REASONS RELEASED: September 16, 2021
Endorsement
[1] Enwave GEO Communities LP, (“EGC”) brings this application for an order, inter alia:
(a) a declaration that King Towns North Inc. (“KTNI”) has acted in bad faith by unreasonably withholding its consent to EGC’s requested consent to an indirect change of control pursuant to the Lease (the “Change of Control Consent”) dated July 10, 2010 by and between KTNI, Urbancorp Renewable Power Inc. (“URPI”) and Vestaco Homes Inc. (“VHI”), as amended by an Acknowledgement dated March 13, 2020 executed by KTNI in favour of URPI and VHI, as assigned by VHI and URPI to EGC on December 31, 2020 (collectively, the “Berm Lease”);
(b) an order compelling KTNI to exercise its contractual discretion in good faith, including by granting the Change of Control Consent on terms that reflect reasonable compensation consistent with the purposes of the Berm Lease; and
(c) an order compelling KTNI to deliver the Environmental Compliance Materials (as defined below) to EGC.
[2] The Berm Lease relates to a berm of land on which certain geothermal assets (the “Geothermal Assets”) are located. The Berm Lease contains a provision granting KTNI, as landlord, discretion as to whether to consent to a change of control of the tenant, EGC. The ultimate parent of EGC is Brookfield Infrastructure (“Brookfield”). Brookfield is selling its Canadian Enwave interests to two pension funds, Ontario Teachers’ Pension Plan Board (“Teachers”) and Australian based IFM Global Infrastructure Fund (“IFM”).
[3] The transaction will result in no operational change in respect of the Berm Lease – there will be the same tenant (EGC) as before. The Applicant contends that both the old parent (Brookfield) and the new parents (Teachers and IFM) provide impeccable covenants and KTNI is in no way prejudiced by the change of control.
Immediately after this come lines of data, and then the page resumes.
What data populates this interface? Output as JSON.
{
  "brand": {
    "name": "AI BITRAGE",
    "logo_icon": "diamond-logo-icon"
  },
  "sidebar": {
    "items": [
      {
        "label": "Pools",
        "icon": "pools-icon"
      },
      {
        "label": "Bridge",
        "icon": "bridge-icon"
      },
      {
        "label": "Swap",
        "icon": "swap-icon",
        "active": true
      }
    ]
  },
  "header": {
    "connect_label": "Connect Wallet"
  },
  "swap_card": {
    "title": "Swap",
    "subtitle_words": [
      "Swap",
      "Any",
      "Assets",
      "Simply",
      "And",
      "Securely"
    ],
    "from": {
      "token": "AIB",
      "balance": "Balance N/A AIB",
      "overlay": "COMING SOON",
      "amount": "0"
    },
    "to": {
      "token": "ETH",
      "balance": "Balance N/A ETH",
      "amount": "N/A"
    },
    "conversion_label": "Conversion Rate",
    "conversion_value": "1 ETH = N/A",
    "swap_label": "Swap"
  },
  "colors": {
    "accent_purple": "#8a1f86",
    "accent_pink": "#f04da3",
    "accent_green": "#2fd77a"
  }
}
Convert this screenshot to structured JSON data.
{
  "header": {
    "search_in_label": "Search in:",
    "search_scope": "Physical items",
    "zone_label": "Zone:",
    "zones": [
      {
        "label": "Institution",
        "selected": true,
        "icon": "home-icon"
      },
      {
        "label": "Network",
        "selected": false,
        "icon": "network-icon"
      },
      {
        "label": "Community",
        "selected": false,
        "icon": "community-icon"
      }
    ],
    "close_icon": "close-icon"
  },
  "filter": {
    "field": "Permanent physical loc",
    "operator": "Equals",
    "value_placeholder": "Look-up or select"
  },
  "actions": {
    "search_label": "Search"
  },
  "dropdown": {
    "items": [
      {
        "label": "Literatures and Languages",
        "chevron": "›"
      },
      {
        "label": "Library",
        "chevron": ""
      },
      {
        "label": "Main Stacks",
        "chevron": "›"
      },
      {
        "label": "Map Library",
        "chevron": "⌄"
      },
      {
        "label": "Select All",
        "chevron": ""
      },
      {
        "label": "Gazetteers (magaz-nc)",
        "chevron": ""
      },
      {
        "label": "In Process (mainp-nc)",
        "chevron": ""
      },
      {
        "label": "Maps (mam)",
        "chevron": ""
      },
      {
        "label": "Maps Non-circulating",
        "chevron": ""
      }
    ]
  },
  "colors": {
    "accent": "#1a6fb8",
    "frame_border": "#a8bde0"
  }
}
[4] KTNI is beneficially owned by UMI. The shares of UMI are owned by Aubergine Investments Inc., the shares of which are owned by Doreen Saskin and the Alan Saskin Family Trust. Vestaco Homes Inc. (“VHI”) and URPI are also Saskin controlled entities (collectively referred to as the “Urbancorp Group”). Mr. Saskin is the Vice-President of KTNI, and the President of URPI and Vestaco. The Urbancorp Group was engaged in development of residential properties and also owned and operated the Geothermal Assets.
[5] “The Bridge” is a residential condominium building in Liberty Village. Since 2010, a geothermal energy system has been operating on (i) the Bridge Lands; and (ii) vacant land on a berm north of the Bridge Lands (“the “Berm Lands”).
[6] KTNI owns the Berm Lands containing 82 of the 86 geothermal wells that are integral to the geothermal energy system. The Berm Lease, executed in 2011 and dated July 20, 2010, provides for a 50-year term, with an annual rent of $200,000 per year. The lease was amended in 2015 and the annual rent was reduced to $100. The tenant has the unilateral right to extend the lease in perpetuity on the same terms, provided that the underlying Geothermal Supply Agreement is also extended.
[7] The “successors and assigns” provision in s. 13.4 of the Berm Lease provides that the tenant must obtain the landlord’s consent for a “transfer”. A “transfer” pursuant to s. 13.4 includes a transfer or sale of all or part of the shares of the tenant which results in a change in the effective voting control of the tenant. It is acknowledged that the transaction as between Brookfield and Teachers and IFM is a transfer within the meaning of s. 13.4 of the Berm Lease. For the purposes of this motion, the key provisions of the Berm Lease are ss. 13.4(b) and 13.4(e).
13.4(b) The Tenant acknowledges and agrees that its rights under this Lease Agreement shall not be assignable or otherwise transferable by the Tenant and the Tenant shall not effect any assignment, sublease or Transfer the Lease without the prior consent of the Landlord, which consent may be unreasonably withheld. Any request for consent shall be accompanied by payment of the Landlord’s processing fee for review of such requests, and by such information and documentation as reasonably required by the Landlord. Subject to the foregoing, this Agreement shall enure to the benefit of and be binding on the parties and their legal representatives, heirs, executors, administrators, successors and permitted assigns, as the case may be.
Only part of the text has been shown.